After balancing academics, extracurriculars and part-time jobs, Mastin may not have had a lot of time for sleep, but she cites her busy schedule as critical part of her success as a Biz Ram. As a first-generation student, she came to campus with many of the worries common to those with her background. That feeling was magnified her first days on campus when she discovered so many of her peers had a much more formed view of the workings of college because of insider knowledge passed on by family members.
Not content to wait to find her footing at the College of Business, Mastin found the next best thing to family to help navigate college. She built her own on-campus support network from the ground up.
“Coming into CSU, I felt a little off compared to a lot of the people I’m talking to you just because I didn’t really have any family or anyone to talk to you about what the college experience was going to be like,” she said. “I think that actually kind of give me an edge up because it pushed me to get involved as many things that I could.”
She turned to the Women in Business Association, where she made personal connections that flourished into friendships as she connected with likeminded Biz Rams.
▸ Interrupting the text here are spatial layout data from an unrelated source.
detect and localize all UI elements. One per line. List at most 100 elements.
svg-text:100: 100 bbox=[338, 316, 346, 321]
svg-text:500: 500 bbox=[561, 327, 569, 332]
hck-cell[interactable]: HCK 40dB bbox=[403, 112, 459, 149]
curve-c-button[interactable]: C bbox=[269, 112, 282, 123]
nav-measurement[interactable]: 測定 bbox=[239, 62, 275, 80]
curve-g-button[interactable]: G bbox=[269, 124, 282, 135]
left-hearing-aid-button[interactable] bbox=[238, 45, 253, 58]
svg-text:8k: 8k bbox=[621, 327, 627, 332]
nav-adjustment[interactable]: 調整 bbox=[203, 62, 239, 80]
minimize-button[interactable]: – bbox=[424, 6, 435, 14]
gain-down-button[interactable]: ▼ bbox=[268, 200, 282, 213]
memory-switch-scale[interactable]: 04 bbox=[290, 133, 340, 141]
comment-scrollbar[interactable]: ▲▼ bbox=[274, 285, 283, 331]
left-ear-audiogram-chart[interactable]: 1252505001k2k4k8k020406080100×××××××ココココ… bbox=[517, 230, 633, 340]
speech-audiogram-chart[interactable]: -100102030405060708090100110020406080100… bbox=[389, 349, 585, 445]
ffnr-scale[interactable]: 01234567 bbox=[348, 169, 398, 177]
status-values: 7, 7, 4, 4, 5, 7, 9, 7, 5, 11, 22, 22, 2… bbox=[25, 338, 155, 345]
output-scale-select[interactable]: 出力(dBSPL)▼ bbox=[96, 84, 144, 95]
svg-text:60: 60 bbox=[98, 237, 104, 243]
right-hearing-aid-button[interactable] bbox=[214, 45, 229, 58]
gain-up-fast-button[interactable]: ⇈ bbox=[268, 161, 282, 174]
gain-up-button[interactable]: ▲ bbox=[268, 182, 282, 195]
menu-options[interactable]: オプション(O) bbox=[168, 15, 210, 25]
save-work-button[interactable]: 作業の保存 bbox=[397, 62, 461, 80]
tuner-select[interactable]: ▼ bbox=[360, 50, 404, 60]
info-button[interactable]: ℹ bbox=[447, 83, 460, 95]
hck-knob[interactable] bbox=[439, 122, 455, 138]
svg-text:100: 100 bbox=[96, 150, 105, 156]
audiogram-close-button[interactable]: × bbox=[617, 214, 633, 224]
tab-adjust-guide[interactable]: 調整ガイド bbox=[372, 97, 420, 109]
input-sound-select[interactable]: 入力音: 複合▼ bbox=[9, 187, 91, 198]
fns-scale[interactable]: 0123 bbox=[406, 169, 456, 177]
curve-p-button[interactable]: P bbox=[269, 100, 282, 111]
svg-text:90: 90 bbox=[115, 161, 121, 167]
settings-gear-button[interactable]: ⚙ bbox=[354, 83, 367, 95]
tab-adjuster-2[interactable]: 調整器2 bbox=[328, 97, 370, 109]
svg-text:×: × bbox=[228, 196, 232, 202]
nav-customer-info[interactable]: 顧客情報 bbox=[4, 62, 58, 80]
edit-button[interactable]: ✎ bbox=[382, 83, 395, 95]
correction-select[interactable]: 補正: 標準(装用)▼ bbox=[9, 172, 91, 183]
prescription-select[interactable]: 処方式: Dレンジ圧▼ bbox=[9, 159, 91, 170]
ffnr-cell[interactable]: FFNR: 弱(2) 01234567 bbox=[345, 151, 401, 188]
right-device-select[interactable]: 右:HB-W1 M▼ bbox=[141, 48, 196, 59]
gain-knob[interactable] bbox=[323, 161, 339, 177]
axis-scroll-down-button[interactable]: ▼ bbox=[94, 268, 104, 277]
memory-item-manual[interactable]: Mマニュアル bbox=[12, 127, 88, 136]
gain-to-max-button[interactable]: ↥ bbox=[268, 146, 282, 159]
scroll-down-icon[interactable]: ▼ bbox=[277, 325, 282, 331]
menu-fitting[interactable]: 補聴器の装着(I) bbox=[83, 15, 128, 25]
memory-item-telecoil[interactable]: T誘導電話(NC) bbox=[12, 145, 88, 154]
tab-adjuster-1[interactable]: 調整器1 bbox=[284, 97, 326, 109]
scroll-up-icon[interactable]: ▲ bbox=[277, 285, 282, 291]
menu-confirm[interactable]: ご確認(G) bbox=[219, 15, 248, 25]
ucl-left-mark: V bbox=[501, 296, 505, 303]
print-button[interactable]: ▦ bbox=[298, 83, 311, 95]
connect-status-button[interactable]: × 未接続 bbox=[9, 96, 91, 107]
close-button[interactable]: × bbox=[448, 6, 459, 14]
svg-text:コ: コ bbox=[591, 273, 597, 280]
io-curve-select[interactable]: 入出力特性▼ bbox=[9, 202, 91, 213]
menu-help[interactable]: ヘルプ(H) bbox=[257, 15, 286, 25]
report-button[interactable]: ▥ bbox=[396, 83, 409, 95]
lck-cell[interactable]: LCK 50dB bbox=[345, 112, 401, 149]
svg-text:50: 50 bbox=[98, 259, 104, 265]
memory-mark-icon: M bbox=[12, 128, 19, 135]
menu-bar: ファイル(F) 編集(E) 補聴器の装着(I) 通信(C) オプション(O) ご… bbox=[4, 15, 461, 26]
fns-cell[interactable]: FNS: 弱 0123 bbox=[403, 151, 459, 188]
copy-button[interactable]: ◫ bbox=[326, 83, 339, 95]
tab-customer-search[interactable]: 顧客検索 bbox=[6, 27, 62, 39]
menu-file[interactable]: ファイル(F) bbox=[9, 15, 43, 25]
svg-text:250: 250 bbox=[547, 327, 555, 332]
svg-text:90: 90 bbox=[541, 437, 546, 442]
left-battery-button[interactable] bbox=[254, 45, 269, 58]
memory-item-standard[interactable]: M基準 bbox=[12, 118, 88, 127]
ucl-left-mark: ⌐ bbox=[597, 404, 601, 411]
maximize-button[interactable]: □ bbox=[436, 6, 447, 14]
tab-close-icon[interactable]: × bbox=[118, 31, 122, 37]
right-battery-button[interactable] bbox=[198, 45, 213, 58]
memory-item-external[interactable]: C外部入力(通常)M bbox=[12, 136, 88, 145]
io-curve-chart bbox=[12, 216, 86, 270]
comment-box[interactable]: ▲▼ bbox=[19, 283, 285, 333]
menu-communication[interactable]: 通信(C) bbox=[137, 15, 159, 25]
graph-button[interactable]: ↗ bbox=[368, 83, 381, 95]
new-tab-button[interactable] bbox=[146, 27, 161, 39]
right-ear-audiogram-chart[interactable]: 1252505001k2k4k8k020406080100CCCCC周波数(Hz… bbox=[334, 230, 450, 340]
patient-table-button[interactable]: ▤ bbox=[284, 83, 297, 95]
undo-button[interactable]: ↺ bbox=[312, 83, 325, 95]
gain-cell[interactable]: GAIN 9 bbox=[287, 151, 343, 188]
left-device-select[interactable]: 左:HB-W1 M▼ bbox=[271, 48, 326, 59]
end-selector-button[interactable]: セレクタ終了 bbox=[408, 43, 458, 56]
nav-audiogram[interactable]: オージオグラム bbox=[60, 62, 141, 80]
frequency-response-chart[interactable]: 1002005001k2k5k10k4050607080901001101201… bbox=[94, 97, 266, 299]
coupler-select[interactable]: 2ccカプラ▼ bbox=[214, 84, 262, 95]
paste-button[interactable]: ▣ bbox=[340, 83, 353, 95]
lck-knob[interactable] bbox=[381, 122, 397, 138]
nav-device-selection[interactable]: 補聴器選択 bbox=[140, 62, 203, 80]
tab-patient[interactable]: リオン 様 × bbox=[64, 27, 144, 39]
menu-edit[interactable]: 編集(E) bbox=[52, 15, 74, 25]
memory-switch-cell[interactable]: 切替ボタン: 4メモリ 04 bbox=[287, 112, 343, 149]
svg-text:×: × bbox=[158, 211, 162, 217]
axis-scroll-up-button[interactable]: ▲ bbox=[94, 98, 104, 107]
Membership in that club helped clue her into other engagement opportunities, including participation in the First Generation Business Association and the Society of Human Resource Management. It didn’t take long for an interaction in WIBA to snowball into a campus lifestyle built around participation in CSU’s extracurriculars.
Attending club meetings proved to be much more than a mechanism to ease the transition to College. They introduced Mastin to friends that quickly helped define her life on campus. So when the opportunity to serve as the WIBA membership officer arose, Mastin jumped on it. Pretty soon, she found herself in front of Business classrooms making short pitches to students and talking to incoming freshman at Ram Welcome.
“It was just so fun getting to talk to incoming students about what they can get involved in and all the things that they can do,” she said. “That was just really fun to me to be with them.”
Although her extracurriculars largely focused on developing business skills and served as a supplement to her classwork, Mastin ultimately found them an essential extra dimension to her growth at the College of Business.
“Having real life experiences through internships and having speakers come into the different clubs and organizations has really just put in perspective how many extra things that I’ve learned just based on being in those,” she said. “Although it can be really scary and hard and it’s a lot of work, it really pays off in the end to just put yourself out there.”